Wednesday

The Cocktail Hour

Nick’s specialist has copied us in to the letter he sent to the GP with his recommendations for the change of medications that we had discussed at last week’s appointment. The GP will then prescribe the medicines to the pharmacy. The recommendation was to increase the medication to help calm Nick’s movements, and also to add a new drug to reduce anxiety and aid sleep. In time, this should replace the anti-depressants that Nick has been taking for years but that will require a gradual tailing off.
So yet another pill has been added to the list and it’s quite a substantial cocktail.
I find it a bit frightening. Isn’t that a lot of different medications and won’t some of them have side effects when mixed together like this? And what about their effects when mixed with alcohol? Like…a lot of alcohol?
Nick still airily says to health professionals that he enjoys one or two glasses of wine most evenings. I think they now know from his case notes to add a prefix of  twenty”. 
The specialist was non-committal; frankly, he said, it was impossible to say. It was a question of damage limitation. Not exactly reassuring words, but then, what else could he say? Drug companies test on a massive scale but I doubt any of them would add that amount of booze into their reckoning.
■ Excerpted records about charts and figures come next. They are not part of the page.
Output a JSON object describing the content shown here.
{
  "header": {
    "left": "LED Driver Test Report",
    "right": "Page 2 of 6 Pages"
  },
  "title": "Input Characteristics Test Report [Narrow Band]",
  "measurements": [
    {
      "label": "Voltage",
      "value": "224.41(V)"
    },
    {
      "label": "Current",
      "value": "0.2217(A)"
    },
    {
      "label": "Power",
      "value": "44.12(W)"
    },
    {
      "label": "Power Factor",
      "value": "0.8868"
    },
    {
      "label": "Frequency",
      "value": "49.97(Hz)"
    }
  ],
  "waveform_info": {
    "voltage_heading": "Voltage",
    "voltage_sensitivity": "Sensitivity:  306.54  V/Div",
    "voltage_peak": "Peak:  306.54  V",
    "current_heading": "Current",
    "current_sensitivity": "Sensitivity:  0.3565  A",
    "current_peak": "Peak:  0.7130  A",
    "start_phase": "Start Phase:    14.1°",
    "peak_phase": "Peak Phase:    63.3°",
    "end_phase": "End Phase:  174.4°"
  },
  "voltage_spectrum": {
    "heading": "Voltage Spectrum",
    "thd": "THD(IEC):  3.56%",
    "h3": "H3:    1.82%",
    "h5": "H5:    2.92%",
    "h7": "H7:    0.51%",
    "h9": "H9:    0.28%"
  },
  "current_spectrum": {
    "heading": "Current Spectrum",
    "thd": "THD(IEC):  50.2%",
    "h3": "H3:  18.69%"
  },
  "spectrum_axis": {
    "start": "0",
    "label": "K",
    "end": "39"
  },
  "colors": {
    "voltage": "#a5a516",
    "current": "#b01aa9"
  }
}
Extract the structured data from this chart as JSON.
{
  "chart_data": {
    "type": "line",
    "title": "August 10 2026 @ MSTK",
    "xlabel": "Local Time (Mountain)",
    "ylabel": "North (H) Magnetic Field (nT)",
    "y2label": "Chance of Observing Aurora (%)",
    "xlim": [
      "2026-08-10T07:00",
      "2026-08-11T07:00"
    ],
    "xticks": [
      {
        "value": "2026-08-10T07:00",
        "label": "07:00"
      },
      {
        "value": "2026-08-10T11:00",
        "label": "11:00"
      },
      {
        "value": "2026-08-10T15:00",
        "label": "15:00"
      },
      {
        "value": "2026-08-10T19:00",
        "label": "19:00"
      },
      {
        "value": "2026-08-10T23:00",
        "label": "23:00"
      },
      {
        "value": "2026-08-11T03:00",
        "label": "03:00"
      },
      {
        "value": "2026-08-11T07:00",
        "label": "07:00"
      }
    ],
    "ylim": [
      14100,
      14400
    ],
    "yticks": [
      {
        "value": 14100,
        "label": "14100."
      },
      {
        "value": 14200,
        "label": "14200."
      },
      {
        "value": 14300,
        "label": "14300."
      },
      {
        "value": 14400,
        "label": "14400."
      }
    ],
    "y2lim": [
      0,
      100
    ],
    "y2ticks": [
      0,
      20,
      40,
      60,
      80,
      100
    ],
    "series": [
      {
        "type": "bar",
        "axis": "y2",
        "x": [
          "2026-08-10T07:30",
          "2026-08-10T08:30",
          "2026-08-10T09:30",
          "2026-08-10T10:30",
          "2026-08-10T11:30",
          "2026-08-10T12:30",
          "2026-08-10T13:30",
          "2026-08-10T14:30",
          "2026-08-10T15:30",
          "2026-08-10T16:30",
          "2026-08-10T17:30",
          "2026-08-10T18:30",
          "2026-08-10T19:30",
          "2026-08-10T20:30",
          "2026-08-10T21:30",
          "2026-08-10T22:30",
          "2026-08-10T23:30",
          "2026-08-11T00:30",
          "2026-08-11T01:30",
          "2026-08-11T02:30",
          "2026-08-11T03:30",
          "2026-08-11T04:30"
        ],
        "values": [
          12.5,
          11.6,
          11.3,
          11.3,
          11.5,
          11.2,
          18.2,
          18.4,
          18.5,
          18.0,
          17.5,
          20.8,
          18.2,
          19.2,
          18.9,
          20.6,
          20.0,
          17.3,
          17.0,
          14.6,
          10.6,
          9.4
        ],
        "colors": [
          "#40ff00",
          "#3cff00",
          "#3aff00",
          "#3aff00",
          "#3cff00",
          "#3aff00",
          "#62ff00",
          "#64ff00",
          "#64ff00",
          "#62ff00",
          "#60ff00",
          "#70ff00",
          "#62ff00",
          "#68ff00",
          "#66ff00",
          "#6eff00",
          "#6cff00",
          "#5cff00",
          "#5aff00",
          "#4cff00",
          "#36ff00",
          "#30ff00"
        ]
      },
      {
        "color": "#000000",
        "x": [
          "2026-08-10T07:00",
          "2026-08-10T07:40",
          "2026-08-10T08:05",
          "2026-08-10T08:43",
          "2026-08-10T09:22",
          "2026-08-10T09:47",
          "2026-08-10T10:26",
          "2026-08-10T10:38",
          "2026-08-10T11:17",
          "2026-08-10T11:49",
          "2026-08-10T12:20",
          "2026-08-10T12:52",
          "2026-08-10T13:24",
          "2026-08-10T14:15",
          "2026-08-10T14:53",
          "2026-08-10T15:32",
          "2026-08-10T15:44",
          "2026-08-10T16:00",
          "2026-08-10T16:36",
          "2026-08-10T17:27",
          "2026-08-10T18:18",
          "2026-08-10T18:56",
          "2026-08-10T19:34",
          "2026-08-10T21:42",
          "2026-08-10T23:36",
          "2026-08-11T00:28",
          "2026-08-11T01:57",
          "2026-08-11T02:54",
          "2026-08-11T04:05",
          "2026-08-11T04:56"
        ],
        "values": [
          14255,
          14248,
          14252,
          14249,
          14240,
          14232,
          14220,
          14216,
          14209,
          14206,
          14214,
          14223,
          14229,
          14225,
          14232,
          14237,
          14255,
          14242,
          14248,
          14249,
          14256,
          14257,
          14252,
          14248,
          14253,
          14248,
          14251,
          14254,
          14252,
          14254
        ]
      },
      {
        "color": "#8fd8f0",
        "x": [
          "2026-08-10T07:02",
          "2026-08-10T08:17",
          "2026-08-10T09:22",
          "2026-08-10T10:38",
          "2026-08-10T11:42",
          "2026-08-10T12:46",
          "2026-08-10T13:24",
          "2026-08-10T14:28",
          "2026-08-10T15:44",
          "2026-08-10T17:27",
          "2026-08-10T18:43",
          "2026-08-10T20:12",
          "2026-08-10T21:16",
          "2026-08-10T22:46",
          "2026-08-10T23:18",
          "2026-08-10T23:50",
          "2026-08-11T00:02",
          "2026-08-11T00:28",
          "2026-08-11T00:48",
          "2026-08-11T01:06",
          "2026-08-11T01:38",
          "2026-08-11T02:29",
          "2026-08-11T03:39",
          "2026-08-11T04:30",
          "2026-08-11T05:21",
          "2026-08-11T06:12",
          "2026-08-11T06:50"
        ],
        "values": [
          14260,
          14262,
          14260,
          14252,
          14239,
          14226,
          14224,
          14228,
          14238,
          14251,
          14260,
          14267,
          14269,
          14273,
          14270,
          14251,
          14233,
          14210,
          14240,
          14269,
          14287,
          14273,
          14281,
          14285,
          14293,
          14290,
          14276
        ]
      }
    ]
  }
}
I once saw a piece of art commissioned by the Wellcome Trust to demonstrate the typical increase in medication for the average man and woman from birth to old age. Each one was represented by a long strip of fabric embellished with pills and tablets. After a sprinkling of childhood inoculations, inhalers and cough treatments, not much decoration appeared for several decades, though the woman had a more steady pattern of intervention, from painkillers for periods in adolescence to HRT later on. 
But by the late 50s and 60s the fabrics for both sexes were punctuated with pills, patches, potions, poisons, the works. Not so much of a cocktail as a walking pharmacy, rattling all the way into the grave. 
It looked beautiful, laid out tenderly under lights like a rare Oriental textile; but its message was horrific and I always remembered it. As I remember it now, walking to the chemist to collect the next package of meds.
What effect are they having and what effect can they have with all that wine in the mix? I’m not sure I am happy about it but I trust the specialist and simply have to hope for the best. I think that’s about all any of us can do under the circs.